0
votes

I am getting the following error while doing a simple count operation on a spark data frame.

org.apache.spark.SparkException: Job aborted due to stage failure: Total size of serialized results of 4778 tasks (1024.3 MB) is bigger than spark.driver.maxResultSize (1024.0 MB)

enter image description here

Settings:

master : yarn-client
spark.driver.memory : 4g
spark.driver.maxResultSize : 1g
spark.executor.cores : 2
spark.executor.memory :  7g
spark.executor.memoryOverhead : 1g
spark.yarn.am.cores : 1
spark.yarn.am.memory : 3g
spark.yarn.am.memoryOverhead : 1g

I am not sure why this simple piece of code is sending more than 1 GB of data to driver.

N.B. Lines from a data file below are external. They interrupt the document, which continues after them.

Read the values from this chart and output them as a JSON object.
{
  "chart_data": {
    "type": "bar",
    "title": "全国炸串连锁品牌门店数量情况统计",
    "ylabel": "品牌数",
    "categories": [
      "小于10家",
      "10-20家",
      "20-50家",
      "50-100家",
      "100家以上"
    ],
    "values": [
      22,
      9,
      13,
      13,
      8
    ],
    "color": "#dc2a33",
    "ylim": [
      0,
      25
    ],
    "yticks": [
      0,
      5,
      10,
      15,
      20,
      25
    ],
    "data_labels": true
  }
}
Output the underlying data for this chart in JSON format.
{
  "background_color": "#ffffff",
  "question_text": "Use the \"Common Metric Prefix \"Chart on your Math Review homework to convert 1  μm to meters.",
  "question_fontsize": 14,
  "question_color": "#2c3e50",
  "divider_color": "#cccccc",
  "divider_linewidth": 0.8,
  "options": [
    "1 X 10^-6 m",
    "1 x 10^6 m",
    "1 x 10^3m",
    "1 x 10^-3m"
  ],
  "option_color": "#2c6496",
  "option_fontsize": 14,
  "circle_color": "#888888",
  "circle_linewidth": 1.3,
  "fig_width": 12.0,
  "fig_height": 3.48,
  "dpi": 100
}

Ideally, the entire calculation should happen in the executors and only the result should be coming to the driver.

The code might work if I increase the spark.driver.maxResultSize to a higher value, but I want to understand why the driver needs so much memory for a simple count operation.

More Info:

Table : Hive table on top of s3 files
File type : parquet
Compression : snappy
Partition By : date, hr
Data Size : 91 GB [date = '2020-08-13' and hr = 00 to 23]
Number of Sub folders : 24 [hr partitions]
Number of Files : 1286 [date = '2020-08-13' and hr = 00 to 23]

Additional query with sub partition condition. enter image description here

1

1 Answers

-2
votes

I think it is sending the result to your driver since you have used select * and then expects driver to perform count.

If you want count then you can try select count(*).